« Rien ! » C'est un des maîtres-mots de la tradition mystique. Dieu n'est rien – rien de ce que l'homme peut concevoir – n'ont cessé de marteler les mystiques, de Denys l'Aréopagite au VIe siècle à Angelus Silesius au XVIIe (Dieu un pur rien est le titre du beau livre consacré au Silésien par Jacques Le Brun, au Seuil, en 2019). Mais c'est Maître Eckhart qui, au XIVe siècle, commentant la conversion de saint Paul pour les moniales et les béguines de Strasbourg, avait trouvé la formule la plus frappante : « Lorsqu'il se releva de terre, les yeux ouverts, il vit le néant, et ce néant était Dieu. »
« Rien ! » C'est encore ce que l'homme doit consentir à devenir, lui aussi, s'il veut laisser Dieu être Dieu en lui.
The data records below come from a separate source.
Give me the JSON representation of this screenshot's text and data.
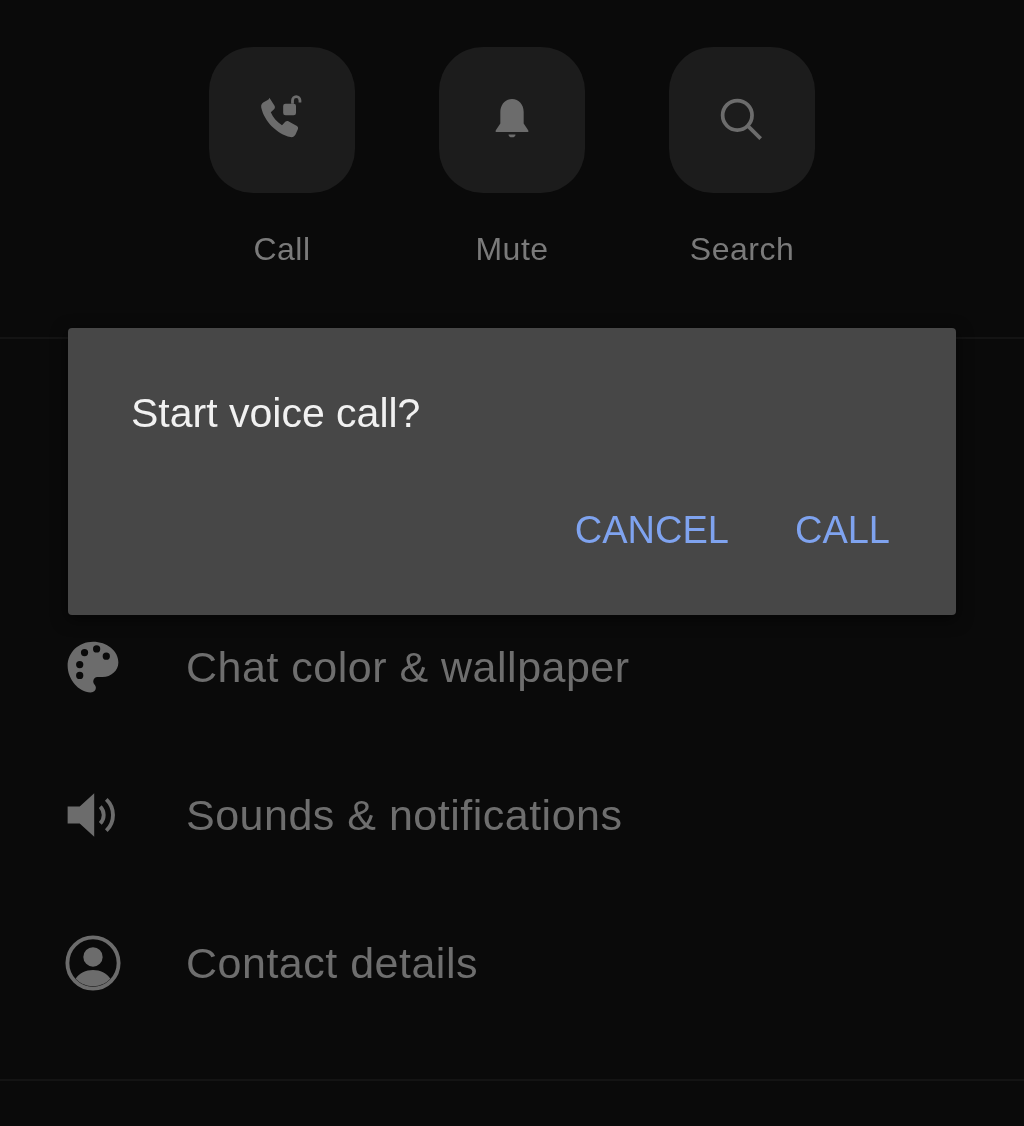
{
  "actions": [
    {
      "kind": "call",
      "label": "Call"
    },
    {
      "kind": "mute",
      "label": "Mute"
    },
    {
      "kind": "search",
      "label": "Search"
    }
  ],
  "menu": [
    {
      "kind": "palette",
      "label": "Chat color & wallpaper"
    },
    {
      "kind": "sound",
      "label": "Sounds & notifications"
    },
    {
      "kind": "contact",
      "label": "Contact details"
    }
  ],
  "dialog": {
    "title": "Start voice call?",
    "buttons": [
      "CANCEL",
      "CALL"
    ]
  }
}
Consentir à cet évidement de soi, à ce détachement de toute image et de toute représentation, de toute volonté propre, de toute attache et de toute revendication de l'ego qui pourrait faire obstacle, si ténu soit-il, à « la naissance de Dieu en l'âme », comme disait Maître Eckhart. « Anéantissement », avait écrit à la même époque Marguerite Porete dans son Miroir des âmes simples et anéanties, brûlé en même temps qu'elle à Paris, en place de Grève, le 1er juin 1310. « Nada, nada, nada, jusqu'à y laisser sa peau », répétera Jean de la Croix. « Annichilazione », disait en écho, à la même époque, Achille Gagliardi pour qualifier ce que son maître Ignace de Loyola avait nommé platement, ou sobrement, « indifférence ». « Anéantissement », « abnégation », traduiront, à la suite de Bérulle, les spirituels français du XVIIe siècle.
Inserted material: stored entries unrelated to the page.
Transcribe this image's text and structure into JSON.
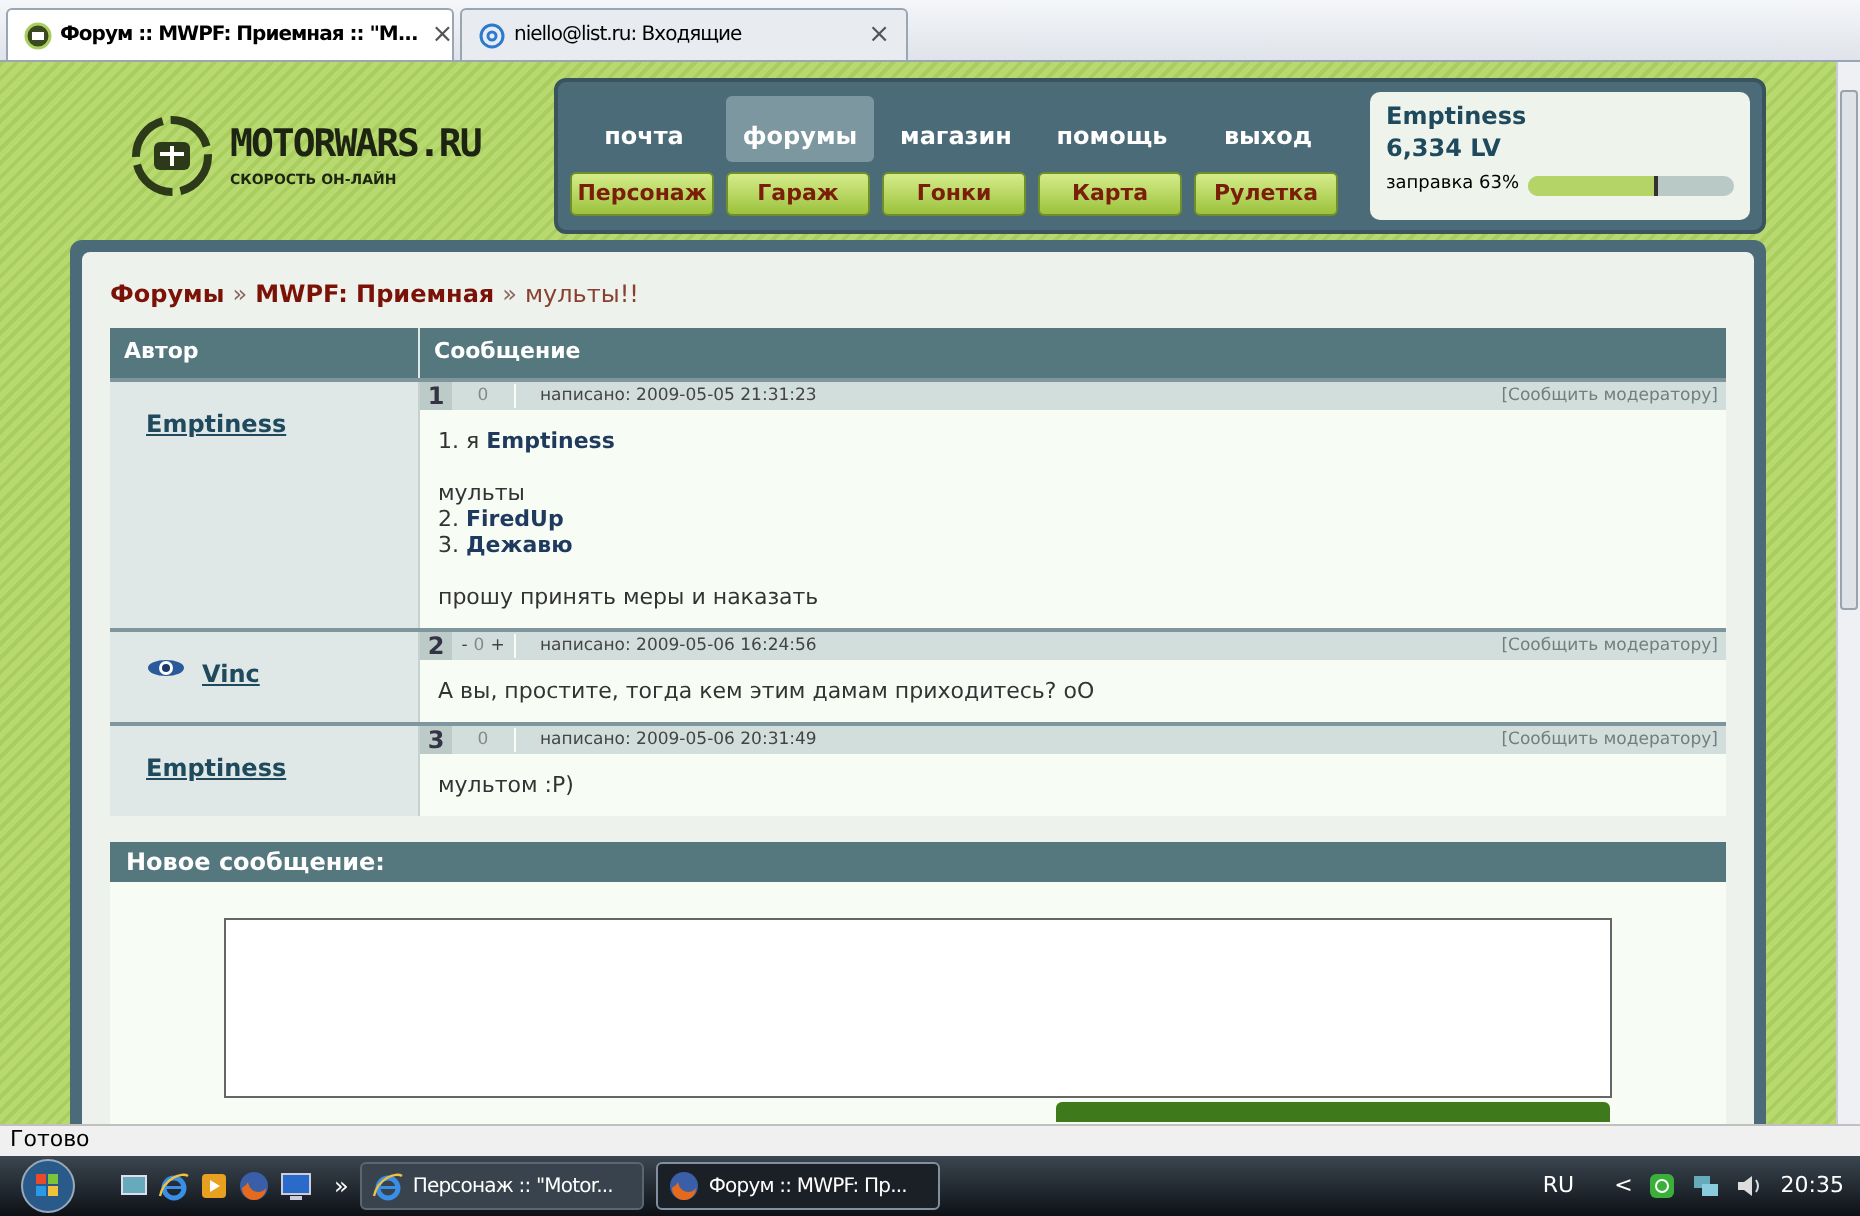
{
  "browser_tabs": [
    {
      "title": "Форум :: MWPF: Приемная :: \"M...",
      "close": "×",
      "selected": true
    },
    {
      "title": "niello@list.ru: Входящие",
      "close": "×",
      "selected": false
    }
  ],
  "logo": {
    "name": "MOTORWARS.RU",
    "tagline": "СКОРОСТЬ ОН-ЛАЙН"
  },
  "nav": {
    "top_links": [
      {
        "label": "почта",
        "selected": false
      },
      {
        "label": "форумы",
        "selected": true
      },
      {
        "label": "магазин",
        "selected": false
      },
      {
        "label": "помощь",
        "selected": false
      },
      {
        "label": "выход",
        "selected": false
      }
    ],
    "buttons": [
      "Персонаж",
      "Гараж",
      "Гонки",
      "Карта",
      "Рулетка"
    ]
  },
  "user": {
    "name": "Emptiness",
    "lv": "6,334 LV",
    "fuel_label": "заправка 63%",
    "level": 0.63
  },
  "breadcrumb": {
    "links": [
      "Форумы",
      "MWPF: Приемная"
    ],
    "separator": "»",
    "current": "мульты!!"
  },
  "table": {
    "columns": [
      "Автор",
      "Сообщение"
    ],
    "posts": [
      {
        "number": "1",
        "rating": "0",
        "date": "написано: 2009-05-05 21:31:23",
        "report": "[Сообщить модератору]",
        "author": "Emptiness",
        "author_badge": false,
        "paragraphs": [
          [
            "1. я **Emptiness**"
          ],
          [
            "мульты",
            "2. **FiredUp**",
            "3. **Дежавю**"
          ],
          [
            "прошу принять меры и наказать"
          ]
        ]
      },
      {
        "number": "2",
        "rating": "0",
        "vote_minus": "-",
        "vote_plus": "+",
        "date": "написано: 2009-05-06 16:24:56",
        "report": "[Сообщить модератору]",
        "author": "Vinc",
        "author_badge": true,
        "paragraphs": [
          [
            "А вы, простите, тогда кем этим дамам приходитесь? oO"
          ]
        ]
      },
      {
        "number": "3",
        "rating": "0",
        "date": "написано: 2009-05-06 20:31:49",
        "report": "[Сообщить модератору]",
        "author": "Emptiness",
        "author_badge": false,
        "paragraphs": [
          [
            "мультом :P)"
          ]
        ]
      }
    ]
  },
  "new_message": {
    "title": "Новое сообщение:"
  },
  "status_bar": "Готово",
  "taskbar": {
    "more": "»",
    "tasks": [
      {
        "label": "Персонаж :: \"Motor...",
        "kind": "ie",
        "selected": false
      },
      {
        "label": "Форум :: MWPF: Пр...",
        "kind": "firefox",
        "selected": true
      }
    ],
    "language": "RU",
    "tray_arrow": "<",
    "time": "20:35"
  }
}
Lorsque ces mots de la tradition mystique prennent chair dans une existence humaine, cela peut donner le chemin de croix que propose ici, en treize stations, Rémy Valléjo. Un chemin de croix imaginaire : ce qu'ont peut-être été les derniers mois de Maître Eckhart, dont on ne sait pas grand-chose, sinon qu'il fut persécuté par la jalousie de certains de ses frères, la haine du prince-archevêque de Cologne, poursuivi et finalement condamné par la plus haute instance de la justice ecclésiastique, sise en Avignon, auprès du pape Jean XXII qui, le 27 mars 1329, signa la bulle condamnant vingt-huit propositions extraites de ses traités latins et surtout de ses sermons en allemand. Condamnation posthume, sans que l'on sache si Maître Eckhart, qui avait quitté Cologne pour être présent à son procès, était encore vivant lors de son ouverture. Condamnation injuste, aux yeux de l'Histoire, qui a su faire la part de la malveillance et celle de la bonne foi. La part aussi de la hardiesse des formulations du maître, parfois provocantes, certes, mais dont la fulguration ne cesse d'éblouir.
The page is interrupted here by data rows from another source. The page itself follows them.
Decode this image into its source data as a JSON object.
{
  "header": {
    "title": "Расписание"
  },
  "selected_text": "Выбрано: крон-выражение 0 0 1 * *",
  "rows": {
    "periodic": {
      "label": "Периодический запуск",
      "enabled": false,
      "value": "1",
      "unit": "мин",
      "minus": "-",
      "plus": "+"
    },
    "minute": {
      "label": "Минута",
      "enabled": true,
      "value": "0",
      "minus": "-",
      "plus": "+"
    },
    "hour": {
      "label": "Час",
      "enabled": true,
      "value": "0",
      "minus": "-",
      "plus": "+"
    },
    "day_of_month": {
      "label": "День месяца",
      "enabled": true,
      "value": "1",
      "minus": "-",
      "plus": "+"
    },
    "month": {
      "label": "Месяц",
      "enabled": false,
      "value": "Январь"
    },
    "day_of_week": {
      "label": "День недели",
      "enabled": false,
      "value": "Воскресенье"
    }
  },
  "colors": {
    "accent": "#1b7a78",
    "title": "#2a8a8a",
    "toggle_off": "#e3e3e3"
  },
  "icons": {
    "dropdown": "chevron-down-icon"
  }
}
Le frère Valléjo, bien connu pour ses travaux et ses publications autour de son illustre devancier dans l'ordre des Prêcheurs, se risque ici à nous introduire dans les affres et le monologue intérieur de son héros, « vaillant d'esprit », mais qui « n'en est pas moins un homme fatigué, usé par l'âge, les labeurs et les veilles, les voyages et le surmenage ». Effacement progressif, ultimes dépouillements de l'homme déjà détaché de tout. Des extraits significatifs des propos du maître scandent en contrepoint le travail du négatif dans sa chair et son esprit. Le tressage du métaphysique et du psychologique se révèle parfois un peu pesant, le lecteur peut se demander si les propos de Maître Eckhart gagnent en « authenticité » à être ainsi mis en scène. De toute façon, un tel Lesemeister (« maître à penser ») qui était également Lebemeister (« maître de vie ») ne pouvait être aussi qu'un « maître à mourir », et d'abord à soi-même.